3. The method of claim 1, wherein before the semantic representation of the first video is obtained by the semantic conversion model after initialization based on the first image feature vector, the first text feature vector, and the first audio feature vector of the first video, the method further comprises:

4. The method of claim 1, wherein before the semantic representation of the first video is obtained by the semantic conversion model after initialization based on the first image feature vector, the first text feature vector, and the first audio feature vector of the first video, the method further comprises:

establishing a target semantic space;

5. The method according to any one of claims 1 to 4, further comprising:

6. The method according to any one of claims 1 to 4, wherein the updating the loss function of the semantic conversion model comprises:

7. The method according to any one of claims 1 to 4, further comprising:

or the like, or, alternatively,

8. The method according to any one of claims 1 to 4, wherein the determining semantic features of a target video according to the target semantic conversion model comprises:

determining a target image feature vector, wherein the target image feature vector is an image feature vector corresponding to the target video, and the target image feature vector comprises channel information and optical flow information of a video image frame corresponding to the target video;

and obtaining semantic representation of the target video through a target semantic conversion model based on the target image feature vector, the target text feature vector and the target audio feature vector, wherein the target semantic conversion model corresponds to the target image feature, the target text feature and the target audio feature.

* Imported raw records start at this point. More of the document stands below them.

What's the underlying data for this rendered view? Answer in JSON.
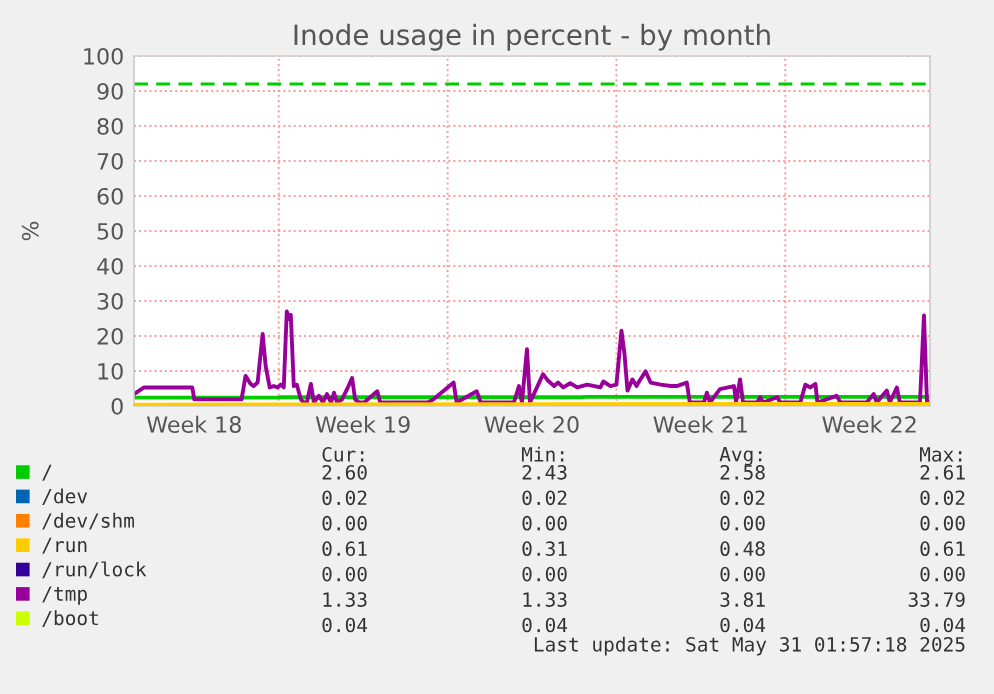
{
  "chart_data": {
    "type": "line",
    "title": "Inode usage in percent - by month",
    "ylabel": "%",
    "xlim": [
      "2025-04-29T00:00",
      "2025-06-01T00:00"
    ],
    "ylim": [
      0,
      100
    ],
    "xticks": [
      {
        "value": "2025-05-01T12:00",
        "label": "Week 18"
      },
      {
        "value": "2025-05-05T00:00",
        "label": null
      },
      {
        "value": "2025-05-08T12:00",
        "label": "Week 19"
      },
      {
        "value": "2025-05-12T00:00",
        "label": null
      },
      {
        "value": "2025-05-15T12:00",
        "label": "Week 20"
      },
      {
        "value": "2025-05-19T00:00",
        "label": null
      },
      {
        "value": "2025-05-22T12:00",
        "label": "Week 21"
      },
      {
        "value": "2025-05-26T00:00",
        "label": null
      },
      {
        "value": "2025-05-29T12:00",
        "label": "Week 22"
      }
    ],
    "yticks": [
      0,
      10,
      20,
      30,
      40,
      50,
      60,
      70,
      80,
      90,
      100
    ],
    "grid": true,
    "legend": "bottom",
    "ref_lines": [
      {
        "axis": "y",
        "value": 92,
        "color": "#00cc00",
        "line_style": "dashed"
      }
    ],
    "series": [
      {
        "name": "/",
        "color": "#00cc00",
        "x": [
          "2025-04-29T00:00",
          "2025-05-05T00:00",
          "2025-05-05T02:00",
          "2025-05-17T14:00",
          "2025-05-17T17:00",
          "2025-06-01T00:00"
        ],
        "values": [
          2.4,
          2.4,
          2.5,
          2.5,
          2.6,
          2.6
        ]
      },
      {
        "name": "/dev",
        "color": "#0066b3",
        "values": [
          null
        ]
      },
      {
        "name": "/dev/shm",
        "color": "#ff8000",
        "values": [
          null
        ]
      },
      {
        "name": "/run",
        "color": "#ffcc00",
        "x": [
          "2025-04-29T00:00",
          "2025-05-15T00:00",
          "2025-06-01T00:00"
        ],
        "values": [
          0.4,
          0.5,
          0.6
        ]
      },
      {
        "name": "/run/lock",
        "color": "#330099",
        "values": [
          null
        ]
      },
      {
        "name": "/tmp",
        "color": "#990099",
        "x": [
          "2025-04-29T00:00",
          "2025-04-29T10:00",
          "2025-05-01T10:00",
          "2025-05-01T12:00",
          "2025-05-03T11:00",
          "2025-05-03T15:00",
          "2025-05-03T20:00",
          "2025-05-03T23:00",
          "2025-05-04T03:00",
          "2025-05-04T08:00",
          "2025-05-04T11:00",
          "2025-05-04T15:00",
          "2025-05-04T19:00",
          "2025-05-04T23:00",
          "2025-05-05T02:00",
          "2025-05-05T05:00",
          "2025-05-05T08:00",
          "2025-05-05T11:00",
          "2025-05-05T12:00",
          "2025-05-05T15:00",
          "2025-05-05T18:00",
          "2025-05-05T22:00",
          "2025-05-06T01:00",
          "2025-05-06T04:00",
          "2025-05-06T08:00",
          "2025-05-06T11:00",
          "2025-05-06T16:00",
          "2025-05-06T20:00",
          "2025-05-07T00:00",
          "2025-05-07T04:00",
          "2025-05-07T07:00",
          "2025-05-07T10:00",
          "2025-05-07T15:00",
          "2025-05-07T20:00",
          "2025-05-08T01:00",
          "2025-05-08T04:00",
          "2025-05-08T08:00",
          "2025-05-08T13:00",
          "2025-05-09T02:00",
          "2025-05-09T05:00",
          "2025-05-10T01:00",
          "2025-05-11T04:00",
          "2025-05-11T10:00",
          "2025-05-12T06:00",
          "2025-05-12T09:00",
          "2025-05-13T05:00",
          "2025-05-13T09:00",
          "2025-05-14T18:00",
          "2025-05-14T23:00",
          "2025-05-15T02:00",
          "2025-05-15T07:00",
          "2025-05-15T10:00",
          "2025-05-15T23:00",
          "2025-05-16T04:00",
          "2025-05-16T10:00",
          "2025-05-16T14:00",
          "2025-05-16T19:00",
          "2025-05-17T02:00",
          "2025-05-17T09:00",
          "2025-05-17T19:00",
          "2025-05-18T08:00",
          "2025-05-18T11:00",
          "2025-05-18T18:00",
          "2025-05-19T00:00",
          "2025-05-19T05:00",
          "2025-05-19T08:00",
          "2025-05-19T11:00",
          "2025-05-19T16:00",
          "2025-05-19T20:00",
          "2025-05-19T23:00",
          "2025-05-20T05:00",
          "2025-05-20T10:00",
          "2025-05-20T20:00",
          "2025-05-21T06:00",
          "2025-05-21T12:00",
          "2025-05-21T22:00",
          "2025-05-22T01:00",
          "2025-05-22T15:00",
          "2025-05-22T18:00",
          "2025-05-22T21:00",
          "2025-05-23T07:00",
          "2025-05-23T21:00",
          "2025-05-23T23:00",
          "2025-05-24T03:00",
          "2025-05-24T06:00",
          "2025-05-24T20:00",
          "2025-05-24T23:00",
          "2025-05-25T02:00",
          "2025-05-25T16:00",
          "2025-05-25T19:00",
          "2025-05-26T15:00",
          "2025-05-26T20:00",
          "2025-05-27T01:00",
          "2025-05-27T06:00",
          "2025-05-27T08:00",
          "2025-05-28T03:00",
          "2025-05-28T07:00",
          "2025-05-29T09:00",
          "2025-05-29T16:00",
          "2025-05-29T19:00",
          "2025-05-30T05:00",
          "2025-05-30T08:00",
          "2025-05-30T15:00",
          "2025-05-30T18:00",
          "2025-05-31T14:00",
          "2025-05-31T18:00",
          "2025-05-31T21:00",
          "2025-06-01T00:00"
        ],
        "values": [
          3.4,
          5.3,
          5.3,
          1.9,
          1.9,
          8.6,
          6.3,
          5.7,
          6.7,
          20.6,
          11.4,
          5.3,
          5.7,
          5.3,
          6.1,
          5.3,
          27,
          24.8,
          26,
          5.7,
          6.1,
          1.9,
          1.0,
          1.0,
          6.3,
          1.0,
          2.9,
          1.0,
          3.4,
          1.0,
          3.8,
          1.0,
          1.9,
          4.8,
          8.0,
          1.9,
          1.0,
          1.0,
          4.2,
          1.0,
          1.0,
          1.0,
          1.9,
          6.7,
          1.0,
          4.2,
          1.0,
          1.0,
          5.7,
          1.0,
          16.2,
          1.0,
          9.1,
          7.2,
          5.7,
          6.7,
          5.3,
          6.5,
          5.3,
          6.1,
          5.3,
          7.0,
          5.7,
          6.1,
          21.5,
          15.0,
          4.4,
          7.6,
          5.7,
          7.2,
          9.9,
          6.7,
          6.1,
          5.7,
          5.7,
          6.7,
          1.0,
          1.0,
          3.8,
          1.0,
          4.8,
          5.7,
          1.0,
          7.6,
          1.0,
          1.0,
          2.5,
          1.0,
          2.5,
          1.0,
          1.0,
          6.1,
          5.3,
          6.3,
          1.0,
          2.9,
          1.0,
          1.0,
          3.4,
          1.0,
          4.4,
          1.0,
          5.3,
          1.0,
          1.0,
          25.9,
          1.0,
          1.3
        ]
      },
      {
        "name": "/boot",
        "color": "#ccff00",
        "values": [
          null
        ]
      }
    ],
    "annotations": [
      "Cur:",
      "Min:",
      "Avg:",
      "Max:",
      "2.60",
      "2.43",
      "2.58",
      "2.61",
      "0.02",
      "0.02",
      "0.02",
      "0.02",
      "0.00",
      "0.00",
      "0.00",
      "0.00",
      "0.61",
      "0.31",
      "0.48",
      "0.61",
      "0.00",
      "0.00",
      "0.00",
      "0.00",
      "1.33",
      "1.33",
      "3.81",
      "33.79",
      "0.04",
      "0.04",
      "0.04",
      "0.04",
      "Last update: Sat May 31 01:57:18 2025"
    ]
  }
}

9. An apparatus for video recommendation, comprising:

a model training unit to:

initializing a semantic conversion model;

updating a loss function of the semantic conversion model;

the processing unit is used for determining semantic features of a target video according to the target semantic conversion model, wherein the target video is a video to be recommended to a target object;

and the recommending unit is used for pushing the target video to the target object when the semantic representation of the target video is matched with the interesting image of the target object.

10. A computer storage medium characterized in that it comprises instructions which, when run on a computer, cause the computer to perform the method of any one of claims 1-8.